Mr Lansley’s answers:

‘I’m not abolishing, or about abolishing practice boundaries, I’m intending to extend patient choice. I suspect certainly the first question was written before the gentleman heard what I said in my speech. I said we need to look at how this works because there are patients, we’ve met them, who understandably want to retain the relationship with a particular practice while we’ve got a situation where, possibly thousands of people, technically speaking live in two areas. And who very often in that sense, want a practice in one place and a practice in another at different times.

‘The whole business of managing the relationship patients have with their practice, whether they’re out of area, who visits them, how information is supplied…is a practical issue. What I’ve said is that it is a practical issue and we are going to work it through. I don’t think a response to a practical issue is to minimise patient choice. I think we must maximise choice to patients.

‘I think Wales will regret the fact that there isn’t clinical commissioning in Wales. They are trying, through the local health boards, to give GPs more say but I think actually, unless you do what the bill says, it will have no impact. The Bill is focused on delivering outcomes. When you look for example at waiting times, I visit North Wales regularly and their newspapers are regularly full of the fact that patients are waiting a lot longer for their treatments, including hip replacements, in North Wales.

‘If you look at the data, we in England achieve over 90% of patients referred and treatment within 18 weeks. In Wales it is just 7 out of 10…In Wales, the Welsh Assembly Government, according to the King’s Fund, is going to reduce spending by 8.3%. We are going to increase expenditure on the NHS in England in real terms. I will happily have a debate with Wales any time they like on the relative commitment and performance of the NHS in England versus Wales.

Dr Gerada: All of the outcomes you just mentioned about the NHS England are not with the current bill. I think we have to be fair that those are not things that are round GP commissioning. To be fiar, that isn’t about GPs being in charge [in England] because we are not in charge yet.’

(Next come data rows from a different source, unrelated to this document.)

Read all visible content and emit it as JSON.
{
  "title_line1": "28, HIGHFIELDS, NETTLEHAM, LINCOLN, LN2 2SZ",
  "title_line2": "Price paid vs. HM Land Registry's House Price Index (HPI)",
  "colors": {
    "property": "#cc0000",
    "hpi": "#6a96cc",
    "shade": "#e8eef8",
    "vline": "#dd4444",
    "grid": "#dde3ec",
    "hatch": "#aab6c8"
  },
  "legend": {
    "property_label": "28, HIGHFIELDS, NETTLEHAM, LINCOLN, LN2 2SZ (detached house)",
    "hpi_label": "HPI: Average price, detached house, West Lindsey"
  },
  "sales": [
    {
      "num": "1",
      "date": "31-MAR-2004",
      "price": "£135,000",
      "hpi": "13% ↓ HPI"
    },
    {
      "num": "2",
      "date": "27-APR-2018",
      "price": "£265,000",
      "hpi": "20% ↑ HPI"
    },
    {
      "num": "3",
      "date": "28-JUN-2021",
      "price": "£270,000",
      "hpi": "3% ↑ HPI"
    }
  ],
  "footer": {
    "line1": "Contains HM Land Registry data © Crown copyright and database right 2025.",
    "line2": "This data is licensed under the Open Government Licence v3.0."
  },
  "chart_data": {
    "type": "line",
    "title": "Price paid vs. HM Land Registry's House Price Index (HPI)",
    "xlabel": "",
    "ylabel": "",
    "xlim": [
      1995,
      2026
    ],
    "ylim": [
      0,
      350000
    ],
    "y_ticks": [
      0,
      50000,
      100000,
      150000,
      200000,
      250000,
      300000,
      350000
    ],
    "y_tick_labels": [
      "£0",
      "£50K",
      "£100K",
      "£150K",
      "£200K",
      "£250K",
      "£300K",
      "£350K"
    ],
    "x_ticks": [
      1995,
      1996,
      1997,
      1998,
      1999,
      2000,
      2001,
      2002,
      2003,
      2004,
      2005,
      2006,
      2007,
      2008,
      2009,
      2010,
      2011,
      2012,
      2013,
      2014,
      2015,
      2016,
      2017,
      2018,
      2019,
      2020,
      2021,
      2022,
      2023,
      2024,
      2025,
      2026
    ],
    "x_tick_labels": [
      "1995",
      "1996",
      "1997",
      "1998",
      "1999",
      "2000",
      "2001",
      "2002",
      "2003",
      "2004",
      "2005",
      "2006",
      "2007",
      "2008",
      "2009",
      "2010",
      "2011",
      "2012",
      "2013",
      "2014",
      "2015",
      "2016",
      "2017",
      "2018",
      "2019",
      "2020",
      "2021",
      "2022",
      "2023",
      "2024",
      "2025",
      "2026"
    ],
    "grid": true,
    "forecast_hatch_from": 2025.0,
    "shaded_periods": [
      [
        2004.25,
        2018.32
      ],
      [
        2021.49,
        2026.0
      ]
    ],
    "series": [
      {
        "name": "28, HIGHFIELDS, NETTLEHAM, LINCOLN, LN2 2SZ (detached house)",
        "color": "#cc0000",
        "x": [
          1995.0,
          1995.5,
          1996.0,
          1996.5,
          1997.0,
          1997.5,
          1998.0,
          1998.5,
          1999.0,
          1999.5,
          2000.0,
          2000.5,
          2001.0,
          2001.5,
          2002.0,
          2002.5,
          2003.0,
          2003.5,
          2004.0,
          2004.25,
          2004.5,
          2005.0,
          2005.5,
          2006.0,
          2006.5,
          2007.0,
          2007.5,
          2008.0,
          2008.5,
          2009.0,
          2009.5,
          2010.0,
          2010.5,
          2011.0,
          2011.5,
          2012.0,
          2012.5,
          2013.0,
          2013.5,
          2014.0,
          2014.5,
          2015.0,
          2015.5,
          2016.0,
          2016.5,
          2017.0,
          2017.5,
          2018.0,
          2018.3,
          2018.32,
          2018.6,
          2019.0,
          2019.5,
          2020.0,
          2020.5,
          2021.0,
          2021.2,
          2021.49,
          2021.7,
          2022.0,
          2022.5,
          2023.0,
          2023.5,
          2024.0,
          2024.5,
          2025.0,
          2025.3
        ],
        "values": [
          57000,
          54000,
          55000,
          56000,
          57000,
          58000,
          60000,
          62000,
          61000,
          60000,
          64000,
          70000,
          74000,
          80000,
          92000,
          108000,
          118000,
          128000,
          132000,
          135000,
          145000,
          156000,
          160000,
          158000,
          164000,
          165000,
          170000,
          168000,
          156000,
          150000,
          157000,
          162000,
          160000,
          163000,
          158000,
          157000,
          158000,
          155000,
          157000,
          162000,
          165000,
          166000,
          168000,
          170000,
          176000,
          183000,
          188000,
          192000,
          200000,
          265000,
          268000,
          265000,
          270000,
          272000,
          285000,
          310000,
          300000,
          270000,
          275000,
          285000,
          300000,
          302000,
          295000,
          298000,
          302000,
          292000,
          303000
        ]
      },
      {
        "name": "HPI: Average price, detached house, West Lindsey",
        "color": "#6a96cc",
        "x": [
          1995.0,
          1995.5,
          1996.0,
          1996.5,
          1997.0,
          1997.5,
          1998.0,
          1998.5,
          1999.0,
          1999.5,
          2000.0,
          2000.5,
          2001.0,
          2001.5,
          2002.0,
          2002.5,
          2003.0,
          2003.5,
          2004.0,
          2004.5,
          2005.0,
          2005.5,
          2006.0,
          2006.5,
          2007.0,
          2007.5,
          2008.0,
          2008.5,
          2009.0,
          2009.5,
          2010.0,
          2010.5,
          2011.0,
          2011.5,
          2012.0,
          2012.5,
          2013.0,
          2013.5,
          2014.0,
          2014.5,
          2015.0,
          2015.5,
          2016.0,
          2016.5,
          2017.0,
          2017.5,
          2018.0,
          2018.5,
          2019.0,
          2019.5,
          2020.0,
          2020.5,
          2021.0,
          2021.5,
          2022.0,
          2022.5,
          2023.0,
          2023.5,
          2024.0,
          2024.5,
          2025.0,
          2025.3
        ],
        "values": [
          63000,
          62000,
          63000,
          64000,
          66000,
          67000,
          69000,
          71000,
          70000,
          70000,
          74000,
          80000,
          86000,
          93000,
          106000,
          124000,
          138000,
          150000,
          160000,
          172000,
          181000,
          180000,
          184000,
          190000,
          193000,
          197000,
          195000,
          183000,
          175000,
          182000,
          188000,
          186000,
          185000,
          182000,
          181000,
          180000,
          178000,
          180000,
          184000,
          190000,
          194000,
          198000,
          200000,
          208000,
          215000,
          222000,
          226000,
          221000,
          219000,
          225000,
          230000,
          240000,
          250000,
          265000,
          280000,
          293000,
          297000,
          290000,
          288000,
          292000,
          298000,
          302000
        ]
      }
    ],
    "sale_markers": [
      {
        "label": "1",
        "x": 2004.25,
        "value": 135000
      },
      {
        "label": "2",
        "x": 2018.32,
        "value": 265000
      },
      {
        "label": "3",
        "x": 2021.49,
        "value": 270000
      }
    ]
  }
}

Closing remarks from Dr Gerada:

‘I would like to thank Andrew because it is extraordinarily good of him to come to our conference. He has the most remarkable knowledge of the NHS and I think he demonstrates that. Over the year I do admire Mr Lansley, even if I have serious concerns about elements of the Bill, I do admire the fact that he has the best interests of the NHS at heart and he has got the best knowledge of any Secretary of State we have ever had.

‘Despite the issue about the bill, which we continue to talk about and he continues to get a bit irked, there are nevertheless looking at the other aspects that are so important such as enhanced training, such as addressing health inequalities and such as improving the lot of general practice in order to get more GPs having more time in the consulting room, and extended training. I think it’s remarkable that we can have these differences yet still work together.’